The lack of affordable hygienic options, coupled with socio-cultural baggage, results in over 88% of Indian women using rags, sand, or even ash to deal with menstruation. This can result in Reproductive Tract Infection (RTI), and, as shown in the recent Hindi film Phullu, it can prove to be fatal. Alarmingly, of the women who choose to use these unhygienic alternatives, the study says, RTI is 70% more common.
The government's responsibility
Four months ago, Congress MP Sushmita Dev started a Change.org petition to bring the tax on sanitary pads to Finance Minister Arun Jaitley's notice. “Women are being taxed 12 months a year, for about 39 years on a process they have no control over. With the GST that is going to be implemented, a step needs be taken by the central government to make sanitary napkins tax free (like condoms and contraceptives) as it is an essential item which is a necessity for every woman,” the petition reads.
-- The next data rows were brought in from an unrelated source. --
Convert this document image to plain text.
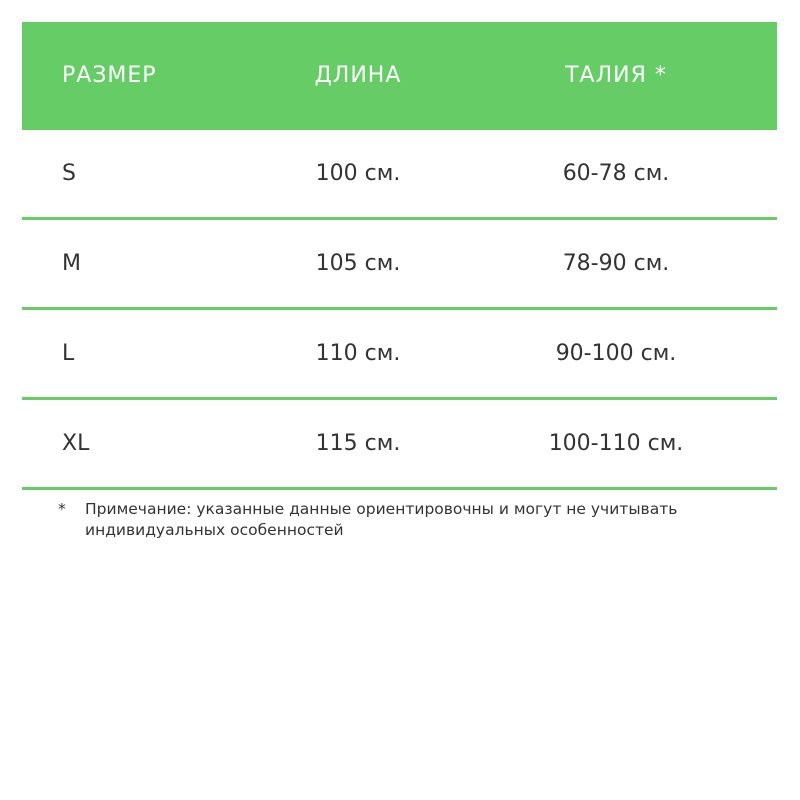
РАЗМЕР	ДЛИНА	ТАЛИЯ *
S	100 см.	60-78 см.
M	105 см.	78-90 см.
L	110 см.	90-100 см.
XL	115 см.	100-110 см.
* Примечание: указанные данные ориентировочны и могут не учитывать
индивидуальных особенностей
While the petition gained over 3,00,000 signatures, and even got a response from the Minister of Women and Child Development Maneka Gandhi herself, the government has ruled that the GST will continue to apply to sanitary pads.
Absurdly though, the GST tax slab in effect starting 1 July, has exempted sindoor, bangles and bindis from being taxed. This, of course, stands in stark comparison with the 12% tax being levied on pads, quite clearly prioritising the societal demand from women to get married over their biological needs.
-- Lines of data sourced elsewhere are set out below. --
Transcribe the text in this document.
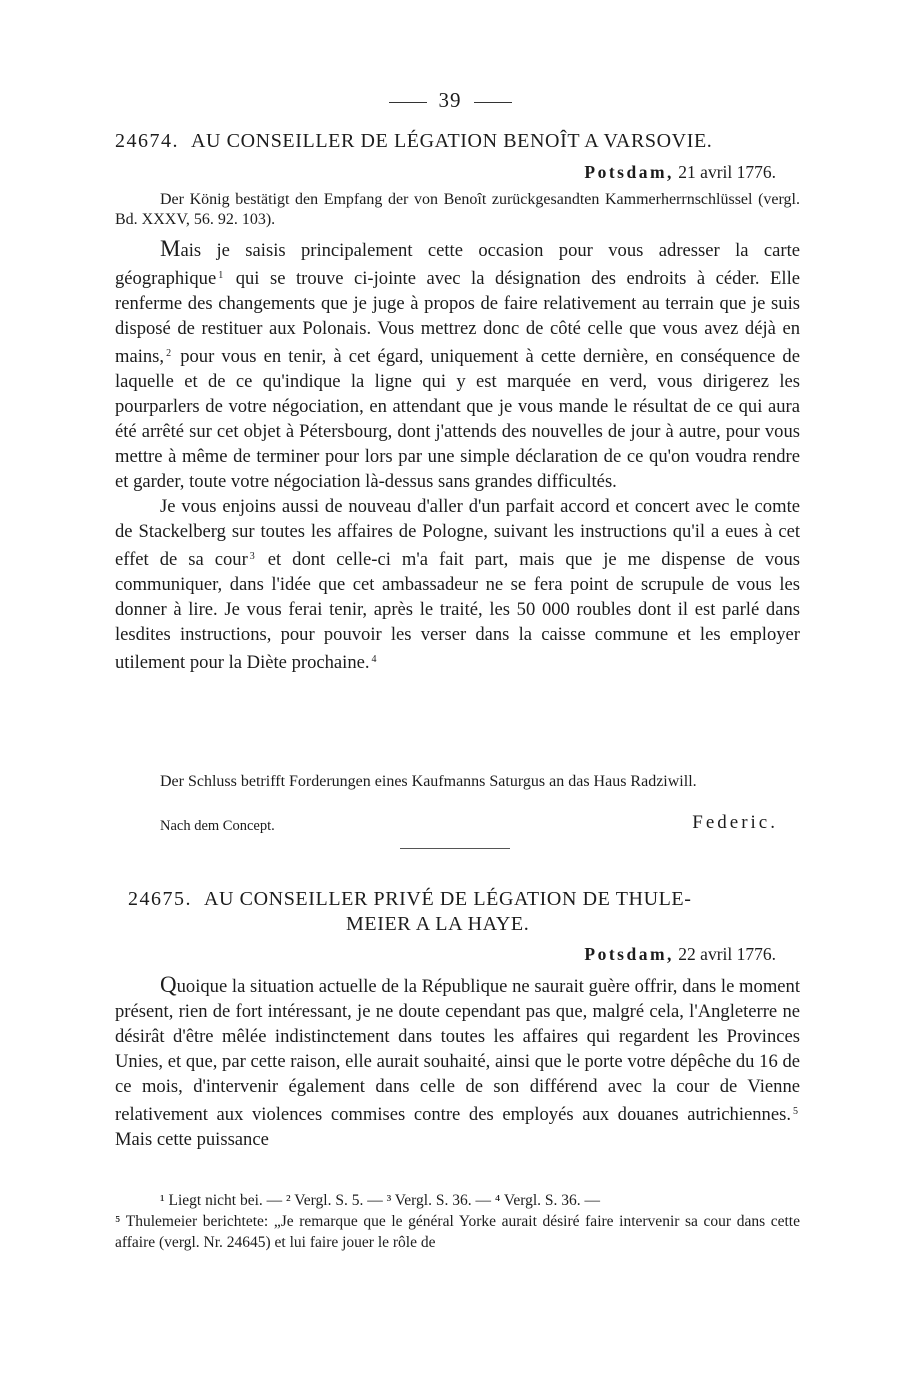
39
24674. AU CONSEILLER DE LÉGATION BENOÎT A VARSOVIE.
Potsdam, 21 avril 1776.

Der König bestätigt den Empfang der von Benoît zurückgesandten Kammerherrnschlüssel (vergl. Bd. XXXV, 56. 92. 103).

Mais je saisis principalement cette occasion pour vous adresser la carte géographique $^1$ qui se trouve ci-jointe avec la désignation des endroits à céder. Elle renferme des changements que je juge à propos de faire relativement au terrain que je suis disposé de restituer aux Polonais. Vous mettrez donc de côté celle que vous avez déjà en mains, $^2$ pour vous en tenir, à cet égard, uniquement à cette dernière, en conséquence de laquelle et de ce qu'indique la ligne qui y est marquée en verd, vous dirigerez les pourparlers de votre négociation, en attendant que je vous mande le résultat de ce qui aura été arrêté sur cet objet à Pétersbourg, dont j'attends des nouvelles de jour à autre, pour vous mettre à même de terminer pour lors par une simple déclaration de ce qu'on voudra rendre et garder, toute votre négociation là-dessus sans grandes difficultés.

Je vous enjoins aussi de nouveau d'aller d'un parfait accord et concert avec le comte de Stackelberg sur toutes les affaires de Pologne, suivant les instructions qu'il a eues à cet effet de sa cour $^3$ et dont celle-ci m'a fait part, mais que je me dispense de vous communiquer, dans l'idée que cet ambassadeur ne se fera point de scrupule de vous les donner à lire. Je vous ferai tenir, après le traité, les 50 000 roubles dont il est parlé dans lesdites instructions, pour pouvoir les verser dans la caisse commune et les employer utilement pour la Diète prochaine. $^4$

Der Schluss betrifft Forderungen eines Kaufmanns Saturgus an das Haus Radziwill.

Nach dem Concept.	Federic.
24675. AU CONSEILLER PRIVÉ DE LÉGATION DE THULE-
MEIER A LA HAYE.
Potsdam, 22 avril 1776.

Quoique la situation actuelle de la République ne saurait guère offrir, dans le moment présent, rien de fort intéressant, je ne doute cependant pas que, malgré cela, l'Angleterre ne désirât d'être mêlée indistinctement dans toutes les affaires qui regardent les Provinces Unies, et que, par cette raison, elle aurait souhaité, ainsi que le porte votre dépêche du 16 de ce mois, d'intervenir également dans celle de son différend avec la cour de Vienne relativement aux violences commises contre des employés aux douanes autrichiennes. $^5$ Mais cette puissance

¹ Liegt nicht bei. — ² Vergl. S. 5. — ³ Vergl. S. 36. — ⁴ Vergl. S. 36. —

⁵ Thulemeier berichtete: „Je remarque que le général Yorke aurait désiré faire intervenir sa cour dans cette affaire (vergl. Nr. 24645) et lui faire jouer le rôle de
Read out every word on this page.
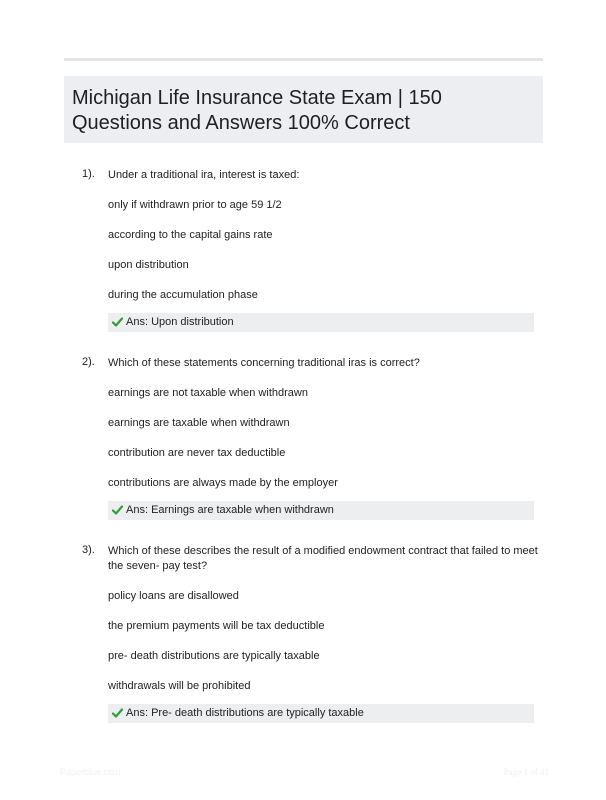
Michigan Life Insurance State Exam | 150 Questions and Answers 100% Correct
1). Under a traditional ira, interest is taxed:
only if withdrawn prior to age 59 1/2
according to the capital gains rate
upon distribution
during the accumulation phase
Ans: Upon distribution
2). Which of these statements concerning traditional iras is correct?
earnings are not taxable when withdrawn
earnings are taxable when withdrawn
contribution are never tax deductible
contributions are always made by the employer
Ans: Earnings are taxable when withdrawn
3). Which of these describes the result of a modified endowment contract that failed to meet the seven- pay test?
policy loans are disallowed
the premium payments will be tax deductible
pre- death distributions are typically taxable
withdrawals will be prohibited
Ans: Pre- death distributions are typically taxable
Paperblue.com	Page 1 of 41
According to a LiveLaw article, a tax on sanitary items is unconstitutional. It argues that the tax “amounts to 'discrimination on grounds… of sex', which is prohibited by Article 15(1).”
“Sanitary pads, by definition, are used only by women. A tax on sanitary pads therefore amounts to a burden upon women. Or, to put it another way, but for being a (menstruating-age) woman, an individual would not be burdened by the sanitary pad tax. Under the classic definition, therefore, the tax discriminates on 'grounds of sex',” states the piece.
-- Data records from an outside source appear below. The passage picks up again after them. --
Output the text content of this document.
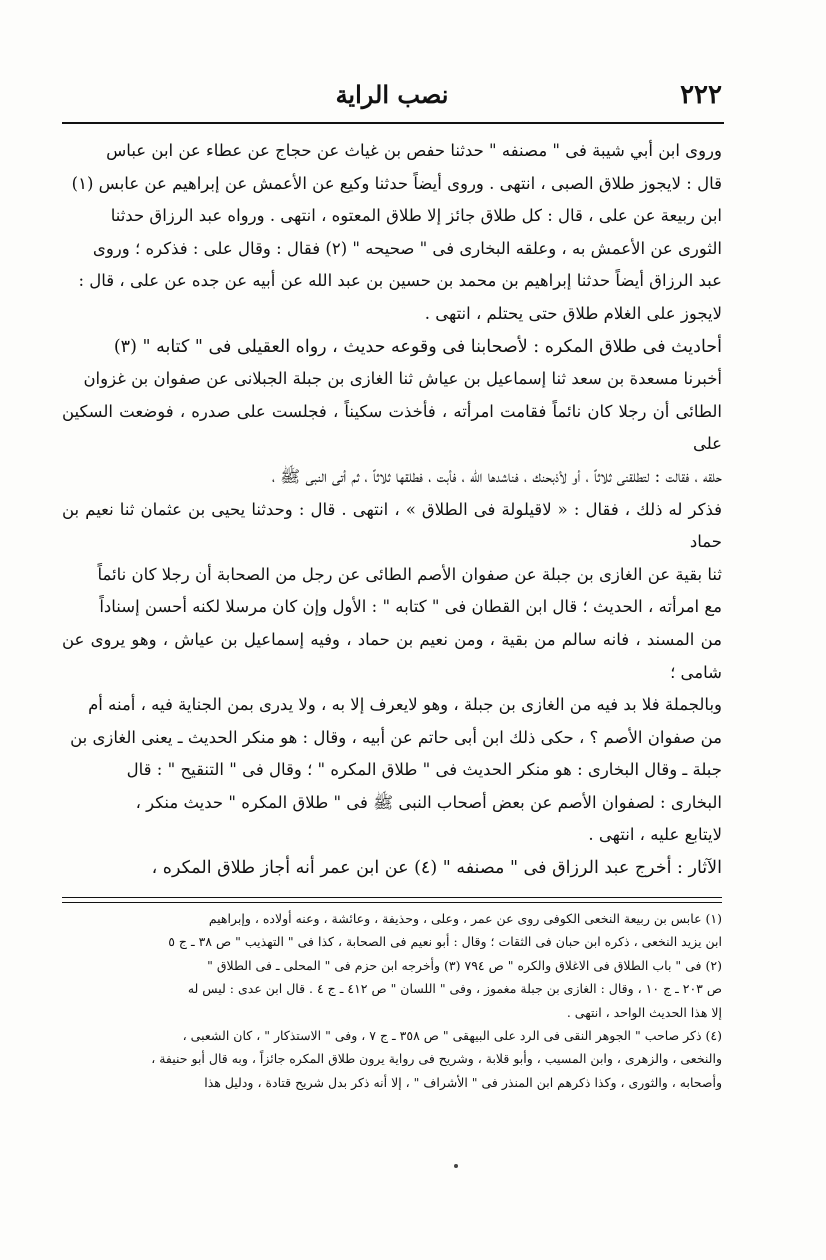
٢٢٢
نصب الراية

وروى ابن أبي شيبة فى " مصنفه " حدثنا حفص بن غياث عن حجاج عن عطاء عن ابن عباس

قال : لايجوز طلاق الصبى ، انتهى . وروى أيضاً حدثنا وكيع عن الأعمش عن إبراهيم عن عابس (١)

ابن ربيعة عن على ، قال : كل طلاق جائز إلا طلاق المعتوه ، انتهى . ورواه عبد الرزاق حدثنا

الثورى عن الأعمش به ، وعلقه البخارى فى " صحيحه " (٢) فقال : وقال على : فذكره ؛ وروى

عبد الرزاق أيضاً حدثنا إبراهيم بن محمد بن حسين بن عبد الله عن أبيه عن جده عن على ، قال :

لايجوز على الغلام طلاق حتى يحتلم ، انتهى .

أحاديث فى طلاق المكره : لأصحابنا فى وقوعه حديث ، رواه العقيلى فى " كتابه " (٣)

أخبرنا مسعدة بن سعد ثنا إسماعيل بن عياش ثنا الغازى بن جبلة الجبلانى عن صفوان بن غزوان

الطائى أن رجلا كان نائماً فقامت امرأته ، فأخذت سكيناً ، فجلست على صدره ، فوضعت السكين على

حلقه ، فقالت : لتطلقنى ثلاثاً ، أو لأذبحنك ، فناشدها الله ، فأبت ، فطلقها ثلاثاً ، ثم أتى النبى ﷺ ،

فذكر له ذلك ، فقال : « لاقيلولة فى الطلاق » ، انتهى . قال : وحدثنا يحيى بن عثمان ثنا نعيم بن حماد

ثنا بقية عن الغازى بن جبلة عن صفوان الأصم الطائى عن رجل من الصحابة أن رجلا كان نائماً

مع امرأته ، الحديث ؛ قال ابن القطان فى " كتابه " : الأول وإن كان مرسلا لكنه أحسن إسناداً

من المسند ، فانه سالم من بقية ، ومن نعيم بن حماد ، وفيه إسماعيل بن عياش ، وهو يروى عن شامى ؛

وبالجملة فلا بد فيه من الغازى بن جبلة ، وهو لايعرف إلا به ، ولا يدرى بمن الجناية فيه ، أمنه أم

من صفوان الأصم ؟ ، حكى ذلك ابن أبى حاتم عن أبيه ، وقال : هو منكر الحديث ـ يعنى الغازى بن

جبلة ـ وقال البخارى : هو منكر الحديث فى " طلاق المكره " ؛ وقال فى " التنقيح " : قال

البخارى : لصفوان الأصم عن بعض أصحاب النبى ﷺ فى " طلاق المكره " حديث منكر ،

لايتابع عليه ، انتهى .

الآثار : أخرج عبد الرزاق فى " مصنفه " (٤) عن ابن عمر أنه أجاز طلاق المكره ،

(١) عابس بن ربيعة النخعى الكوفى روى عن عمر ، وعلى ، وحذيفة ، وعائشة ، وعنه أولاده ، وإبراهيم

ابن يزيد النخعى ، ذكره ابن حبان فى الثقات ؛ وقال : أبو نعيم فى الصحابة ، كذا فى " التهذيب " ص ٣٨ ـ ج ٥

(٢) فى " باب الطلاق فى الاغلاق والكره " ص ٧٩٤ (٣) وأخرجه ابن حزم فى " المحلى ـ فى الطلاق "

ص ٢٠٣ ـ ج ١٠ ، وقال : الغازى بن جبلة مغموز ، وفى " اللسان " ص ٤١٢ ـ ج ٤ . قال ابن عدى : ليس له

إلا هذا الحديث الواحد ، انتهى .

(٤) ذكر صاحب " الجوهر النقى فى الرد على البيهقى " ص ٣٥٨ ـ ج ٧ ، وفى " الاستذكار " ، كان الشعبى ،

والنخعى ، والزهرى ، وابن المسيب ، وأبو قلابة ، وشريح فى رواية يرون طلاق المكره جائزاً ، وبه قال أبو حنيفة ،

وأصحابه ، والثورى ، وكذا ذكرهم ابن المنذر فى " الأشراف " ، إلا أنه ذكر بدل شريح قتادة ، ودليل هذا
This is not to say that the centre or state governments haven't pushed for initiatives that make sanitary products more accessible, at least on paper. In 2016, the government sanctioned funds to provide pads for schoolgirls. However, the pads were priced at Rs 6 apiece, and no mention was made of the amount allocated for the initiative.
Interestingly, top brands like Whisper and Stayfree sell at Rs 33-34 for a pack of 8 online. This amounts to a little over Rs 4, which is still less than the government initiative price.
The centre, under PM Modi's Swachh Bharat Mission, has also promised sanitary pad dispensers and incinerators for disposal in public bathrooms.
However, none of these initiatives can serve our menstruating population en masse like a simple tax-exemption on sanitary napkins would.